As for body surface temperature, an interesting result emerged from this study. Both coccidiosis challenge and dietary SAL did not affect the body surface temperature, but dietary EEO significantly lowered surface temperature of head, breast, and leg, their effects being dose-dependent (
P < 0.05). Our study indicates that dietary EEO may regulate or alter themo-regulation of the chicken, which can relieve the negative effect of heat stress. It has been reported that dietary peppermint or oregano EO at the level of 250 mg per kg of diet increased growth performance in broiler chickens under heat stress [
15,
16]. In addition, [
39] reported that dietary EO alleviates the stress indicators induced by high stocking density in broiler chickens. Thus, our study and earlier studies [
15,
16,
39] provide potential EO applications as a stress reliever in environmental stress conditions (e.g., heat and cold stress or immune compromise) in poultry production. Whether the observed effect of EEOs on body surface temperature is ascribed to the encapsulation process or to the EO per se needs to be addressed.

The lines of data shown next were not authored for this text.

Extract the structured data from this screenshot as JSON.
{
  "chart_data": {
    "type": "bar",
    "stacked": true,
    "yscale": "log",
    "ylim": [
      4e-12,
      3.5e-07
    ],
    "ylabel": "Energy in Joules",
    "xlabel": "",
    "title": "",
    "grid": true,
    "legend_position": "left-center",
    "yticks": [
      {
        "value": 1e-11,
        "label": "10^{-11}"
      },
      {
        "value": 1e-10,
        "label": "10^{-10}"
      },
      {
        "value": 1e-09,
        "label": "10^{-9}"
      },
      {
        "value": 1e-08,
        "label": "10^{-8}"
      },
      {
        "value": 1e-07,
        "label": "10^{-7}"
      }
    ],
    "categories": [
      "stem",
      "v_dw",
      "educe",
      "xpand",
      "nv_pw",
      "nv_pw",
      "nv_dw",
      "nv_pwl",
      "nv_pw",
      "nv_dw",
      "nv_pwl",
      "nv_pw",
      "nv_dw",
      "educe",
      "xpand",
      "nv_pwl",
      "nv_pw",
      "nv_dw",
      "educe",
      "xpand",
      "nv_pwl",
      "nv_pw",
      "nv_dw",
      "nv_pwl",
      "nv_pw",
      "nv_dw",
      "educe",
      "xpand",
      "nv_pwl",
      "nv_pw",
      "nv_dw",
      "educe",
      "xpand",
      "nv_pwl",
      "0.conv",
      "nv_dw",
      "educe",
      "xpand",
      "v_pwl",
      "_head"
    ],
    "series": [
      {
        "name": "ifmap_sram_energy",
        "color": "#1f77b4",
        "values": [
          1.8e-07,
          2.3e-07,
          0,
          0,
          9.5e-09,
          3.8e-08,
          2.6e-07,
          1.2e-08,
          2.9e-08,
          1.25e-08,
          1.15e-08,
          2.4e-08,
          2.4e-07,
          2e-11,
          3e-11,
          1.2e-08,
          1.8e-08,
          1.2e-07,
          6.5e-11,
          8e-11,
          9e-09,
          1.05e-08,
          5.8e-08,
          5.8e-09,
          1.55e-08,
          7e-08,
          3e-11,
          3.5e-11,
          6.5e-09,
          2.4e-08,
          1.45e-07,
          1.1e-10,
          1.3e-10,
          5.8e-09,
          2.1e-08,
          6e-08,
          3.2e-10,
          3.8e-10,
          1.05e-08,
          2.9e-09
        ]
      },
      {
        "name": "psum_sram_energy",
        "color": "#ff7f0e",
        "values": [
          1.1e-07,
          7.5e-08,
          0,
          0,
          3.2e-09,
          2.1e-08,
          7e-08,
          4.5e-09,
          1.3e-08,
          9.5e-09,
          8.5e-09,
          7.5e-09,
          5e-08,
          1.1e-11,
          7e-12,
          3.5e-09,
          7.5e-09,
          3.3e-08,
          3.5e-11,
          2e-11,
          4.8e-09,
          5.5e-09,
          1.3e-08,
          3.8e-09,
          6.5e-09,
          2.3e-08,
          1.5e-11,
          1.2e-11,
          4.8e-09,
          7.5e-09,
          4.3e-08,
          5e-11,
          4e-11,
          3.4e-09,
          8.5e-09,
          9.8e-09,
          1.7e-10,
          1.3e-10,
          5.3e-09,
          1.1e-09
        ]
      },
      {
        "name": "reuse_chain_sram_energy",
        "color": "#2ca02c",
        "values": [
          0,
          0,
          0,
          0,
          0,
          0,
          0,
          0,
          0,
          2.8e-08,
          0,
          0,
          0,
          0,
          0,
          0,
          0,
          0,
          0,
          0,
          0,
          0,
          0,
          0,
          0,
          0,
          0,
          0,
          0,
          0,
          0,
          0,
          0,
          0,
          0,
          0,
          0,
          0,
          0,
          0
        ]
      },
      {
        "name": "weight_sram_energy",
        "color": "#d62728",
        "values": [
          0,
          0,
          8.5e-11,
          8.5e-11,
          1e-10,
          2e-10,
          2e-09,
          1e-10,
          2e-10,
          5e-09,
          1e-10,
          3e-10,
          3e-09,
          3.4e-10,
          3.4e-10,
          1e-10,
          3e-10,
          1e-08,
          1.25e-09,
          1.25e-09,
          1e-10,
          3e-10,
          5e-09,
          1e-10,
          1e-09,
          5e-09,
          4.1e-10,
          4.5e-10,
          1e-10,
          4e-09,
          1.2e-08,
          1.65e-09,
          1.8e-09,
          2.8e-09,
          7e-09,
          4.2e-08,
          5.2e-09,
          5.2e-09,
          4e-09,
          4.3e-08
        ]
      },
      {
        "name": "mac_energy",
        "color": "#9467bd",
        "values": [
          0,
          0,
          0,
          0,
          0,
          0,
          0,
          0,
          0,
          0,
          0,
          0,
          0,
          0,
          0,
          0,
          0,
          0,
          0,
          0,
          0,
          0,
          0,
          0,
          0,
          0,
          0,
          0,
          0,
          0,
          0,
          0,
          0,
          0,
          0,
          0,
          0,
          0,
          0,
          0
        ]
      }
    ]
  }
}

As to serum parameters, coccidiosis challenge or dietary EEO treatments did not affect any of the parameters, including total cholesterol, triglycerides, glutamic-oxaloacetic transaminase, glutamic-pyruvic transaminase, uric acid, and nitric oxide in serum samples. It is however noted that dietary EEO tended to linearly lower uric acid levels in broiler chickens. Whether this reduction in uric acid is related to low levels of amino acid oxidation [
40] needs to be verified.
It is well reported that
Eimeria infection disrupts oxidative balance leading to pathogenic oxidative stress in broiler chickens [
41]. In this study, coccidiosis vaccine challenge increased serum concentration of malondialdehyde in broiler chickens, which supports the idea that coccidiosis induced host oxidative stress. Dietary EEO consisting of thymol and carvacrol at the level of 60 mg per kg of diet tended to lower serum malondialdehyde levels compared with that in the challenged control group (
P < 0.05). In addition, dietary EEO linearly increased serum catalase activity, although statistical significance was not detected. Dietary EO or their combinations have been known to increase antioxidant capacities in naïve chickens or those challenged with lipopolysaccharide [
42],
Clostridium perfringens [
43],
Eimeria [
26], or
Salmonella spp. [
44]. Thus, antioxidative properties of EO are considered an important factor as the alternatives to anticoccidials that may be responsible for mitigating the coccidiosis-induced growth depression, damaged gut mucosa, and altered physiological responses in broiler chickens.